Le Sénégal n’a pas certes une tradition de violence, mais nous avons une histoire de violence religieuse et politique.

Sur le plan religieux, Cheikh Elhadj Oumar Foutiyou, l’un des plus grands précurseurs de l’islam au Sénégal et en Afrique, a fait la guerre sainte. Sur le plan politique, le terme tirailleurs sénégalais, est le concept clé pour caricaturer la participation active du Sénégal à la seconde guerre mondiale.

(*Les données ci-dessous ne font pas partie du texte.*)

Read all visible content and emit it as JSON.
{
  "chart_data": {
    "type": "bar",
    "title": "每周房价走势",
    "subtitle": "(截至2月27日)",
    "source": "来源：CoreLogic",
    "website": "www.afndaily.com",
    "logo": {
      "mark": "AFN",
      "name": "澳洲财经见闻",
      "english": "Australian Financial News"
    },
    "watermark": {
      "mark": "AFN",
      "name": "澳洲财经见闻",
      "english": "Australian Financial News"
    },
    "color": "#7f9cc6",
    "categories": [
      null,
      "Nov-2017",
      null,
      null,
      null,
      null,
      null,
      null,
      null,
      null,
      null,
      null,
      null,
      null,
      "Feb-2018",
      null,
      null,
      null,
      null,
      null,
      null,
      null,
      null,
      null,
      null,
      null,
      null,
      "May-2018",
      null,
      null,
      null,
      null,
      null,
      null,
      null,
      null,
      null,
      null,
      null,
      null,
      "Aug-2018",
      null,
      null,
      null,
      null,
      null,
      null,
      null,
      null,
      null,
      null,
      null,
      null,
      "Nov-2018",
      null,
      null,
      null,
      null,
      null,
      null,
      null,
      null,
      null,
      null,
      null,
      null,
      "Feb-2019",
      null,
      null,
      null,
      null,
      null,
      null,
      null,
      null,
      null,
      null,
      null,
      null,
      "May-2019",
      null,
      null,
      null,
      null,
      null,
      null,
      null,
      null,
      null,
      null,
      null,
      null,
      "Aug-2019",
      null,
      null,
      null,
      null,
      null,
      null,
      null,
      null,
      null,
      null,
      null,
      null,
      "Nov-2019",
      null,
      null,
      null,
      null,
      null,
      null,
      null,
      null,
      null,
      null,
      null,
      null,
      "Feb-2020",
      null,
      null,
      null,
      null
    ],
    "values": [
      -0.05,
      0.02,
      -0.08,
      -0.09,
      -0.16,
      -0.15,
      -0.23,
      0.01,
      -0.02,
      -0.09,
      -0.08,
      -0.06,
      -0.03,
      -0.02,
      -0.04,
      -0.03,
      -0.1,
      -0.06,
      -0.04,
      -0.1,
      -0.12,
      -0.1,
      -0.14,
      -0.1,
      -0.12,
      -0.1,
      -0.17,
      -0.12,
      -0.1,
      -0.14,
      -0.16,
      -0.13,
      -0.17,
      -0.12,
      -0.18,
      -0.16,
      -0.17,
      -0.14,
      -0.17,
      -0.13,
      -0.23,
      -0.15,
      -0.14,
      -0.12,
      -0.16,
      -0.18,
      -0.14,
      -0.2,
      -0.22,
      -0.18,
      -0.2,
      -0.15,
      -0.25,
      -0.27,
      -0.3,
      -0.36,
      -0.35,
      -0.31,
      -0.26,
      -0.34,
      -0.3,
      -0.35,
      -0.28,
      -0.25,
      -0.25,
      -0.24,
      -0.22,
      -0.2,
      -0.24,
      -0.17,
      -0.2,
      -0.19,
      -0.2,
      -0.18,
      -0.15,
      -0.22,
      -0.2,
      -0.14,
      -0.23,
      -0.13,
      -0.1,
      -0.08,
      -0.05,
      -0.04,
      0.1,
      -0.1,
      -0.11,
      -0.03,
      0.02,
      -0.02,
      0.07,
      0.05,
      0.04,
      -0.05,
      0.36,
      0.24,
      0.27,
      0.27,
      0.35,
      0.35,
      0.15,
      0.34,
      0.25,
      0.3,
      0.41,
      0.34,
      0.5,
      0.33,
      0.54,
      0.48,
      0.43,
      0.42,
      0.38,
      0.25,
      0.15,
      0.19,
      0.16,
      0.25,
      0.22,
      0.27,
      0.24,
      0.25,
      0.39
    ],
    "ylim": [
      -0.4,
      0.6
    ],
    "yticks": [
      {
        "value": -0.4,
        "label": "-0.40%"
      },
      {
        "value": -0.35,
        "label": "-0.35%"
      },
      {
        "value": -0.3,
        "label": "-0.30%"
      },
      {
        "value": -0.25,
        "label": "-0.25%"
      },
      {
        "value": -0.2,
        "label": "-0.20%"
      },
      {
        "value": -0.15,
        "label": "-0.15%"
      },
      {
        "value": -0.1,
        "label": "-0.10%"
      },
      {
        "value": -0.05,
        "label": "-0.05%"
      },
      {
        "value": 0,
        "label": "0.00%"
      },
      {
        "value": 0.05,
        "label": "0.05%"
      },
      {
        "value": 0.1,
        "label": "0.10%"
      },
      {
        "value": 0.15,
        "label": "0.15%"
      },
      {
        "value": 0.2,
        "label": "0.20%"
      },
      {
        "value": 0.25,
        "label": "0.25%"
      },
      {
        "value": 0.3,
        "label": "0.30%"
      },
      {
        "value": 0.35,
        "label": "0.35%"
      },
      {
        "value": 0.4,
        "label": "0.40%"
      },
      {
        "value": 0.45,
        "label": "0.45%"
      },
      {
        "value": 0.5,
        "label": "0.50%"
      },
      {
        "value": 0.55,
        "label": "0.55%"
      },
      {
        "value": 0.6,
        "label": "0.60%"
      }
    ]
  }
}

Et je passe sous silence les nombreuses résistances politico religieuses opposées à la colonisation à une époque pas très lointaine, et très récemment encore, les nombreuses manifestations politiques ou citoyennes avec mort d’hommes.

A mon humble avis, c’est Allah qui nous a épargnés, tout simplement. Comment ? Sur quelles bases ? Allez lui demander. Mais une chose est sûre : les germes d’une radicalisation qui ont éclaté dans d’autres pays notamment au Mali, existent déjà au Sénégal.

Inna Senegal Wa Mali, Kanataa Ratkhane. Fafatakhnaa Huma. Faut-il le rappeler, le Sénégal et le Mali étaient une seule entité, l’empire du Mali, que nous avons éclaté (à tord d’ailleurs). Pour le professeur Samb, pour le reste, c’est juste une question de circonstances, car tous les ingrédients sont déjà réunis.

Serigne Cheikh Tidiane Sy ne le disait il pas : « lorsque toutes les usurpations se rassemblent, lorsque toutes les frustrations se réunissent, il n’y a plus rien à faire, il faut que dieu frappe. » Et le professeur Samb d’ajouter : « Il ne faut pas que nous dormions sur nos lauriers. »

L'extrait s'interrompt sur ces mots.